You made a claim. I responded, "As somebody who accepts free will and that the initiation of the use of force is immoral (not the motivation behind it), I think this is a false claim. Could you tell me more about how money controls us?" You have yet to explain this. Pointing out that you have yet to answer the question that has led to all this fluff is not an obsession. It's to let you know that all your attempts at obfuscation has not caused me to lose sight of what that question was. Calling it an obsession and making presumptions of "taking offense" is more deflection. One of the nice things about speaking about objective truths is that there is no emotional investment. You want to reject that 2+2=4? What do I care? It's true with or without you.

 

If anything, the part I find personally disturbing is that even after it's been pointed out to you twice, you still attribute the evils of the world to inanimate objects, effectively concealing the evil and preserving/growing it by tricking people into thinking these behaviors are not the responsibility of human beings.

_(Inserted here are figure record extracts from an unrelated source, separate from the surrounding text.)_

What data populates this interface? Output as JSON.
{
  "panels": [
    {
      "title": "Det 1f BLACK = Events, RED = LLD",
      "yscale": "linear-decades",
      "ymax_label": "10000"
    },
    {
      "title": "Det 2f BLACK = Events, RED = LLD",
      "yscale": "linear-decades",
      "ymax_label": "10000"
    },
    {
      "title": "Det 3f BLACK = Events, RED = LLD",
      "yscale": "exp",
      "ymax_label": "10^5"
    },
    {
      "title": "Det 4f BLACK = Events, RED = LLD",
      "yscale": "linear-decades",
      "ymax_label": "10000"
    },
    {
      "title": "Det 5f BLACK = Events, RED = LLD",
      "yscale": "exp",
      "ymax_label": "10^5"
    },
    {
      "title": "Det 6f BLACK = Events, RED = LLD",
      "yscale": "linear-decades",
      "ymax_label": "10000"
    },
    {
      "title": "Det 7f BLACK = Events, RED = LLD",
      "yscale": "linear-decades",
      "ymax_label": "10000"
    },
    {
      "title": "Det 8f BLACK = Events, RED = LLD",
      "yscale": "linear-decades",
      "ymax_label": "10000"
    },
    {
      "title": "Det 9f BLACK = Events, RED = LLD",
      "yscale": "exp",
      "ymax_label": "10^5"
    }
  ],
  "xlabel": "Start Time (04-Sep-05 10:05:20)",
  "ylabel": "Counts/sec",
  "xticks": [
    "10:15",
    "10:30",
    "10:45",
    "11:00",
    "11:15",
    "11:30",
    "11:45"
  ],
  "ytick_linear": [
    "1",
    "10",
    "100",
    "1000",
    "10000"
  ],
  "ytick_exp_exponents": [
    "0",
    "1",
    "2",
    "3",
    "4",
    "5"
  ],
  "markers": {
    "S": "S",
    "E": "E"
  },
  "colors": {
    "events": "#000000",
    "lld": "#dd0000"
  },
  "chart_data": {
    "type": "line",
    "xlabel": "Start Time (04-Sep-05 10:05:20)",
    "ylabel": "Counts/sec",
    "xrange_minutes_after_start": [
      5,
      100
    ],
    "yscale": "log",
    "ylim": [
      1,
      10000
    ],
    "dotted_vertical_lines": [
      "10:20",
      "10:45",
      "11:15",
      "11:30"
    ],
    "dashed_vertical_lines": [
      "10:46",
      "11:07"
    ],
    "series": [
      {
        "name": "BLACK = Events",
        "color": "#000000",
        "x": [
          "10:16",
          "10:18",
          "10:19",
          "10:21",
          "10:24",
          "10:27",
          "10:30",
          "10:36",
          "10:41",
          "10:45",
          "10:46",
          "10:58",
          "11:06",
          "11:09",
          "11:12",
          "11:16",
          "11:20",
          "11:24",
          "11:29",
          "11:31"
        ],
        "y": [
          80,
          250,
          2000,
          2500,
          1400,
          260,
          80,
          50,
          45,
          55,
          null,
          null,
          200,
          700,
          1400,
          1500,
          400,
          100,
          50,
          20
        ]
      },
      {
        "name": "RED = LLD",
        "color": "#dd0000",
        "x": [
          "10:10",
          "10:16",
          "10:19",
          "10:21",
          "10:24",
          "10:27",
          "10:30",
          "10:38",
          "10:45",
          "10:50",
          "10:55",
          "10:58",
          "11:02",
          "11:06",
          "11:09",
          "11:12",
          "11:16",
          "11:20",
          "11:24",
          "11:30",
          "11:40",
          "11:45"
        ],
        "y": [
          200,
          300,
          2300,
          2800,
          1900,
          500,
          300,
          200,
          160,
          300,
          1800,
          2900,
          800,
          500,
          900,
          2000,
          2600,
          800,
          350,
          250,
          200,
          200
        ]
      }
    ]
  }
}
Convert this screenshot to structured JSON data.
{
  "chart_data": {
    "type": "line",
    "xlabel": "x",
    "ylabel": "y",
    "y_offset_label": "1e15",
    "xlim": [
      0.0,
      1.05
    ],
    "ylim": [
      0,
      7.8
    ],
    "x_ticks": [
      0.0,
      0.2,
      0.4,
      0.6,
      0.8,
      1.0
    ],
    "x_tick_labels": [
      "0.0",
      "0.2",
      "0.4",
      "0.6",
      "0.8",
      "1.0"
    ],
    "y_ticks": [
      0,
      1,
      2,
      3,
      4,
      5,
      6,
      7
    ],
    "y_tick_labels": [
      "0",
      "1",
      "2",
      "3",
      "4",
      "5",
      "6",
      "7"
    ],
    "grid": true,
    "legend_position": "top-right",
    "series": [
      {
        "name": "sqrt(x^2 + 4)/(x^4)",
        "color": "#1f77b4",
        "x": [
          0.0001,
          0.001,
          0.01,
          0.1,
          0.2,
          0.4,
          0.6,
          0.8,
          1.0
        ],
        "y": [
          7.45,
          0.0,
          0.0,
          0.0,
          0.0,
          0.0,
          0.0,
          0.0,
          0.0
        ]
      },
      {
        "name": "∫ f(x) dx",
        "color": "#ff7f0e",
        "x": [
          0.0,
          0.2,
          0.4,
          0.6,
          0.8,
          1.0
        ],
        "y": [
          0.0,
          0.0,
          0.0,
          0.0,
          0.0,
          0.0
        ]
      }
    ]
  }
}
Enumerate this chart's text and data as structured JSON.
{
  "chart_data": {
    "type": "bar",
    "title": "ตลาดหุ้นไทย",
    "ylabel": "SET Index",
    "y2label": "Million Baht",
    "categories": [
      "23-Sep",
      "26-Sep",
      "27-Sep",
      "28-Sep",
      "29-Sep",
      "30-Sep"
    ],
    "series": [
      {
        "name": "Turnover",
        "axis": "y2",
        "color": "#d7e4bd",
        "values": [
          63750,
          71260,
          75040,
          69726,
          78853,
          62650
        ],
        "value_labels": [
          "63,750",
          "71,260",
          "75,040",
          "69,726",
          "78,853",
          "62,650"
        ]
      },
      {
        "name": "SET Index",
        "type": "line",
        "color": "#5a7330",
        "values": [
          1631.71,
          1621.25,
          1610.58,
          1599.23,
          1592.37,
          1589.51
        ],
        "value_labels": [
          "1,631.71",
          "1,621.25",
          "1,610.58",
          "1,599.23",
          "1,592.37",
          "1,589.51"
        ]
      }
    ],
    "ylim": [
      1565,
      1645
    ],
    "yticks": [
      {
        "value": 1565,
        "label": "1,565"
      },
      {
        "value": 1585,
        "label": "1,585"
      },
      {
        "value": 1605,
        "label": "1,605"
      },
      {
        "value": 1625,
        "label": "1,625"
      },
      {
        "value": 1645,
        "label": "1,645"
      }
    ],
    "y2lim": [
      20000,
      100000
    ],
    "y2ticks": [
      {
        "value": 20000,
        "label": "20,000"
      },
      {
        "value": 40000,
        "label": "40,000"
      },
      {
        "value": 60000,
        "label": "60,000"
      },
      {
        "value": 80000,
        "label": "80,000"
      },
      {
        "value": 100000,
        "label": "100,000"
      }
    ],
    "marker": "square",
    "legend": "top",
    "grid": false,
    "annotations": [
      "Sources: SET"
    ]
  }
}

Never mind the logical hole that if people have no control over their actions, then 1) there is no evil because nobody has a choice and 2) there is no evil because people don't have choices that COULD be violated.

 

You (and others here) claim you oppose the Fed but I don't believe you understand their magic tricks.

I have never said this. I recognize that theft, assault, rape, and murder are the simultaneous acceptance and rejection of property rights. This is called addressing the problem. The Fed is just one of many, MANY symptoms. A symptom that will continue as long as people like you protect those who are guilty of aggression by pointing to concepts, inanimate objects, and antrhopomorphizing "the Fed" instead of holding human beings accountable for their aggression.